Key Experimental Results¶
Main Results (LibriTTS test-clean + test-other)¶
| Model | UTMOS↑ | PESQ↑ | MR-STFT↓ | MOS↑ | CMOS↑ |
|---|---|---|---|---|---|
| HiFi-GAN | 3.35 | 2.94 | 1.05 | 4.00 | -0.09 |
| iSTFTNet | 3.36 | 2.81 | 1.10 | 3.98 | -0.04 |
| BigVGAN | 3.52 | 3.61 | 0.90 | 4.00 | -0.01 |
| Vocos (RVNN) | 3.60 | 3.72 | 0.87 | 4.04 | +0.02 |
| Ours (CVNN) | 3.75 | 3.89 | 0.83 | 4.07 | +0.10 |
| Ground Truth | 3.87 | - | - | 4.08 | +0.14 |
Ablation Study¶
| Configuration | UTMOS↑ | PESQ↑ | Description |
|---|---|---|---|
| ComVo Complete | 3.75 | 3.89 | All CVNN + Phase Quantization + Block Matrix |
| w/o Phase Quantization | 3.63 | 3.75 | Unstable training, phase drift |
| w/o cMRD (MPD only) | 3.58 | 3.68 | Lack of complex-domain adversarial feedback |
| RVNN Baseline (Same Params) | 3.60 | 3.72 | Fair comparison: clear complex advantage |
| Block Matrix vs. Naive | Same Quality | Same Quality | Mathematically equivalent but 25% faster training |
Key Findings¶
- CVNN outperforms RVNN with matched parameter counts across both subjective and objective metrics (UTMOS +0.15, PESQ +0.17).
- Phase Quantization is a crucial component—removing it leads to a 0.12 drop in UTMOS, indicating that phase regularization is essential for complex-valued training.
- The block matrix scheme reduces training time by 25% without any loss in synthesis quality.
Highlights & Insights¶
- First All-Complex Vocoder: Utilizes CVNN in both the generator and discriminator, establishing a paradigm for complex-domain adversarial training.
- Phase Quantization serves as a simple and effective inductive bias: discretizing the continuous phase acts as "phase anchors" for the network, preventing phase inconsistency issues during training.
- Block Matrix Calculation cleverly exploits the structural characteristics of complex-valued operations, transforming seemingly inefficient complex requirements into computational costs comparable to real-valued operations.
- Preliminary experiments (synthesizing complex distributions with GANs) validate the theoretical advantages of CVNN in complex-domain modeling, providing controlled experimental support for future vocoder designs.
Limitations & Future Work¶
- The parameter count of CVNN layers is approximately 2× that of RVNN (real and imaginary parts require independent weights); although block matrices optimize computation, memory overhead remains high.
- A strictly fair comparison was only conducted with Vocos; comparisons with more vocoders (e.g., BigVGAN v2, Descript Audio Codec) are needed.
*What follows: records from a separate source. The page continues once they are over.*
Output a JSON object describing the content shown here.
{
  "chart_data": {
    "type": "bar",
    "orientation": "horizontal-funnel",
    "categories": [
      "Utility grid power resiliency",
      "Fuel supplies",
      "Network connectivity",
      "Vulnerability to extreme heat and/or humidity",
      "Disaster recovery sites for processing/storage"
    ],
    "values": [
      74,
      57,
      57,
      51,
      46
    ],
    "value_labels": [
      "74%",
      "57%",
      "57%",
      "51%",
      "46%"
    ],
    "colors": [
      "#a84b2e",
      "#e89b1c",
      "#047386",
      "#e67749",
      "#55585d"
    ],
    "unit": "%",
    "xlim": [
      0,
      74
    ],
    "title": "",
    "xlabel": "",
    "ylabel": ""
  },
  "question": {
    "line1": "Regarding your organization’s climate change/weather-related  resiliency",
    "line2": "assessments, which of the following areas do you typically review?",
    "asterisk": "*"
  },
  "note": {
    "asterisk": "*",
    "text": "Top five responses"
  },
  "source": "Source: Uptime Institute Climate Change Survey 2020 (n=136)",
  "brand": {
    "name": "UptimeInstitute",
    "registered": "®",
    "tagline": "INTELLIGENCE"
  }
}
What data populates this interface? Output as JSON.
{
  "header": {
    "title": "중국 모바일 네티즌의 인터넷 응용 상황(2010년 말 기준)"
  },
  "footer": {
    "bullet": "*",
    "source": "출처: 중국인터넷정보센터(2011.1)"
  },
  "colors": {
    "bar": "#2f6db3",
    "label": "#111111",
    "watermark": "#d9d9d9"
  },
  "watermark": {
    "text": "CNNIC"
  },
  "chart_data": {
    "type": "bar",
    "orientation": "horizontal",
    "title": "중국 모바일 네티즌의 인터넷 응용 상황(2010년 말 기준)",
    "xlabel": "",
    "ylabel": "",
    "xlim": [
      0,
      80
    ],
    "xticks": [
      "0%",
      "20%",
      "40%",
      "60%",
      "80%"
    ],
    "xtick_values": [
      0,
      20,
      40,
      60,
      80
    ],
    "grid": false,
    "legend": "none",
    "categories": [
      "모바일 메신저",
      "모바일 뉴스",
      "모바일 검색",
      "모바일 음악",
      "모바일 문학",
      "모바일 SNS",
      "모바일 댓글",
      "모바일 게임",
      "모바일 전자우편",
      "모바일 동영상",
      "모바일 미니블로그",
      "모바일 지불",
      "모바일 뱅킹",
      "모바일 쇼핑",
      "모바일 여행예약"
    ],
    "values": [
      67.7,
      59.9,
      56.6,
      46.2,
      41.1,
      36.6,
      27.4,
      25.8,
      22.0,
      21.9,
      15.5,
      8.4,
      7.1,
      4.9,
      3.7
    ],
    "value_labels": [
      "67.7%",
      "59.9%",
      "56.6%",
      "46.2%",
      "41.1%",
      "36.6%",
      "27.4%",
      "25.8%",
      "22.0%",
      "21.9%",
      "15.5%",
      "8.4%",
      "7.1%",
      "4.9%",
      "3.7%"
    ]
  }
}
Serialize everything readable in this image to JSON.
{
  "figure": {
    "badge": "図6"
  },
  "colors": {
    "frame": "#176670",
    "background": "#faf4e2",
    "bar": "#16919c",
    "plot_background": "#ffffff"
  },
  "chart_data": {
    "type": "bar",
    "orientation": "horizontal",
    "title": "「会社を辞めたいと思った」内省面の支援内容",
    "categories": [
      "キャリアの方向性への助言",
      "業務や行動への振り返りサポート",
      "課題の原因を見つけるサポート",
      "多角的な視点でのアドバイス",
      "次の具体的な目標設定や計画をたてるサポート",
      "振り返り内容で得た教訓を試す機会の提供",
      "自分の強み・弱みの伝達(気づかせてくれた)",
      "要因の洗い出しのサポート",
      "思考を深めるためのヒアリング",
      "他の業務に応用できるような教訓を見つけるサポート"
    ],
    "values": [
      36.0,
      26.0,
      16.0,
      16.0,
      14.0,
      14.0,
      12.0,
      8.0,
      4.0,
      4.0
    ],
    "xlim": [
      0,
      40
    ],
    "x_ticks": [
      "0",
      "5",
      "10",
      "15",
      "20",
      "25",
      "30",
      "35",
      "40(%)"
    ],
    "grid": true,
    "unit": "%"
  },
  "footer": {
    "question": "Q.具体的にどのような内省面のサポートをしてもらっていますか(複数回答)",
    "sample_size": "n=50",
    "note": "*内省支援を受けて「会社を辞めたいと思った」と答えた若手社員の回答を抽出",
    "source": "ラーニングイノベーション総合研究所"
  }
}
- How to choose the number of levels \(N_q\) for phase quantization? The impact of different values on quality has not been systematically ablated.
- Not yet validated in end-to-end TTS systems—whether vocoder quality translates into overall TTS performance improvements remains to be seen.
Related Work & Insights¶
- vs. Vocos: Shared iSTFT framework, but Vocos uses RVNN while ComVo uses CVNN—the difference lies solely in whether the network is natively complex-valued.
- vs. HiFi-GAN/BigVGAN: These generate directly in the waveform domain, whereas ComVo generates in the frequency domain followed by iSTFT; the architectural paradigms differ.
- CVNN Field: Complex-valued networks are already applied in MRI reconstruction and radar classification; ComVo introduces them for the first time to audio generation.
- Insight: Any signal processing task naturally existing in complex form (e.g., RF signals, optical imaging) could consider a similar CVNN replacement.
Rating¶
- Novelty: ⭐⭐⭐⭐ First all-complex iSTFT vocoder with a novel phase quantization design.
- Experimental Thoroughness: ⭐⭐⭐⭐ Includes subjective/objective evaluations, controlled experiments, and ablations, though the baseline comparison could be more extensive.
- Writing Quality: ⭐⭐⭐⭐ Smooth narrative transitioning from preliminary experiments to the full system.
- Value: ⭐⭐⭐⭐ Advances the application of complex-valued networks in audio generation and paves the way for future research.